This week iCASP hosted a workshop for a range of organisations across Yorkshire involved with flood preparedness and response, and national organisations responsible for producing flood forecasts and alerts. The workshop was run to test out how useful it could be to combine probabilistic rainfall forecasts (Met Office Global and Regional Ensemble Prediction System, MOGREPS) with high-resolution hydrodynamic modelling (JBA’s JFlow®) to provide localised surface water flood forecasts.
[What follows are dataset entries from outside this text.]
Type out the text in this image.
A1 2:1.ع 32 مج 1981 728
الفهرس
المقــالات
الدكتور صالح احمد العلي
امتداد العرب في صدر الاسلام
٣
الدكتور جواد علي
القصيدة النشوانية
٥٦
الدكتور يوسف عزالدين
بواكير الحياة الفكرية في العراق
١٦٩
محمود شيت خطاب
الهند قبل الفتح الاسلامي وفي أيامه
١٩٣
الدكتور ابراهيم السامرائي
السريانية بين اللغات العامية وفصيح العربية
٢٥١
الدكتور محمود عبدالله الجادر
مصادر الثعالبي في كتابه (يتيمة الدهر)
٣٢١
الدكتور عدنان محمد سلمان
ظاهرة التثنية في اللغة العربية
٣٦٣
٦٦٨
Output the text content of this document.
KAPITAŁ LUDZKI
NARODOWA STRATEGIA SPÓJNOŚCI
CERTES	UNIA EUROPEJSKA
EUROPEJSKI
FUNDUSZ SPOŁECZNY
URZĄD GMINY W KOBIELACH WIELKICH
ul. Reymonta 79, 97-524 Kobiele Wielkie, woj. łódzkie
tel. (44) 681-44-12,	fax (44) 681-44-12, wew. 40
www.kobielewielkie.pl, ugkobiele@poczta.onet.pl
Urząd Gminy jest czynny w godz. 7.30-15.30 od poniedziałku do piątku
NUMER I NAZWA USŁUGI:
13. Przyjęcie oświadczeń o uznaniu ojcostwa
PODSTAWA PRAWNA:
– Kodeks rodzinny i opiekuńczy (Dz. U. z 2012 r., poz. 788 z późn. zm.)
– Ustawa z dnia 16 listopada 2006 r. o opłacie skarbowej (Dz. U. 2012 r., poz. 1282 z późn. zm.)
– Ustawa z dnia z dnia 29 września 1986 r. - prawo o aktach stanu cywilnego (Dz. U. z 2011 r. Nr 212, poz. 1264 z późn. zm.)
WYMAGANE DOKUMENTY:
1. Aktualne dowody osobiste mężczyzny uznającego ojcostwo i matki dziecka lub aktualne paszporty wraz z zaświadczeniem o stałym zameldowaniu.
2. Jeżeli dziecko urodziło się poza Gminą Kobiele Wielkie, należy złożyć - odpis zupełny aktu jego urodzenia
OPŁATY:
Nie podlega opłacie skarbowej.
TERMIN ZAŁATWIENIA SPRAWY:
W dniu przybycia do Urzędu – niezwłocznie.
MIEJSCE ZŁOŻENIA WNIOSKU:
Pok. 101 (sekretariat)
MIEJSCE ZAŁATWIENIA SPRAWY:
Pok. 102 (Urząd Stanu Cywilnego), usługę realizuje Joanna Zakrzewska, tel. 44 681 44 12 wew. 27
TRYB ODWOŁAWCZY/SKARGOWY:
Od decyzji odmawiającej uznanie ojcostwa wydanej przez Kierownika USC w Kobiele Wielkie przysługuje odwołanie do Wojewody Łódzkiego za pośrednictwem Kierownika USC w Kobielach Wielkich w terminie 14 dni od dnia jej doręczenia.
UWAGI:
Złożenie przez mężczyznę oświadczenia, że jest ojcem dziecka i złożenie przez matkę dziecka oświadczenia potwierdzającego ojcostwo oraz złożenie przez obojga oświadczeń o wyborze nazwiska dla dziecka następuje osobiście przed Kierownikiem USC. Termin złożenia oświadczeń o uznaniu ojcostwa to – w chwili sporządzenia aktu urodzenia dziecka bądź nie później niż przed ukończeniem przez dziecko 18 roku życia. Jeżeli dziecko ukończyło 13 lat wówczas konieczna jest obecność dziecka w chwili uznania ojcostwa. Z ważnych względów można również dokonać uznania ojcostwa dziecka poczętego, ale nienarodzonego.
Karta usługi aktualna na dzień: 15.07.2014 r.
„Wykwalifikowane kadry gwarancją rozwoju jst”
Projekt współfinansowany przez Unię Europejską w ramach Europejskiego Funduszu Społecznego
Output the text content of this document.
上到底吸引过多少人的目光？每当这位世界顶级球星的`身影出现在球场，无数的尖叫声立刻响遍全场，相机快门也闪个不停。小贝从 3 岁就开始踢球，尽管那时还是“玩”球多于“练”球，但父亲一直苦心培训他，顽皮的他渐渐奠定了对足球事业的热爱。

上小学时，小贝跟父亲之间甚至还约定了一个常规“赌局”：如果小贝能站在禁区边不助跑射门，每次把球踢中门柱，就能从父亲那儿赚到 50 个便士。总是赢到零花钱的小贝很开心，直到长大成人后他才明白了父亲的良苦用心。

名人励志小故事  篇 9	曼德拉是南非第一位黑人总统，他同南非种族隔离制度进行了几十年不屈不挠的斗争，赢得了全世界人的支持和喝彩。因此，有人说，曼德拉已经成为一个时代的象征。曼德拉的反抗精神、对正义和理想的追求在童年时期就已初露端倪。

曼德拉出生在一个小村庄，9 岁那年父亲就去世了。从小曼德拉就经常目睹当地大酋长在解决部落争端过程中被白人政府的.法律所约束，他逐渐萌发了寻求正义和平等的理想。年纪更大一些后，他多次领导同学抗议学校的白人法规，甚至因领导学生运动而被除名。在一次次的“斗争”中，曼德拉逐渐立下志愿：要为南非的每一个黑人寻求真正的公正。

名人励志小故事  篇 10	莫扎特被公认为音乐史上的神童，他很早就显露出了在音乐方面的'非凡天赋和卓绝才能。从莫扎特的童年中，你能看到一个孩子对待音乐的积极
A mock incident response situation – Exercise Augustus – was run using JBA’s Exercise Management System (JEMS), which presented representatives from Yorkshire’s Local Authorities, flood action group leaders, Environment Agency, emergency services and Yorkshire Water with the ‘new’ forecasts based on a real flooding incident in Leeds to see how they responded to the information they were given, and what decisions and actions they would take as a result.
This kind of incident response scenario planning gives us an understanding of the kinds of information that incident responders find most useful in helping them make their decisions – both in advance of an incident and also as the incident is unfolding.
The participants worked in four groups so that their thoughts on the information they were presented with, and the rationale for their decision-making, could be understood and captured. A report will be produced summarising the different responses of the groups that will allow iCASP partners to better understand the ways to present information to flood responders, and which kinds of information elicit the most appropriate responses to the situation.
The flood that Exercise Augustus was modelled on took place in Garforth, Leeds on August 22 2015.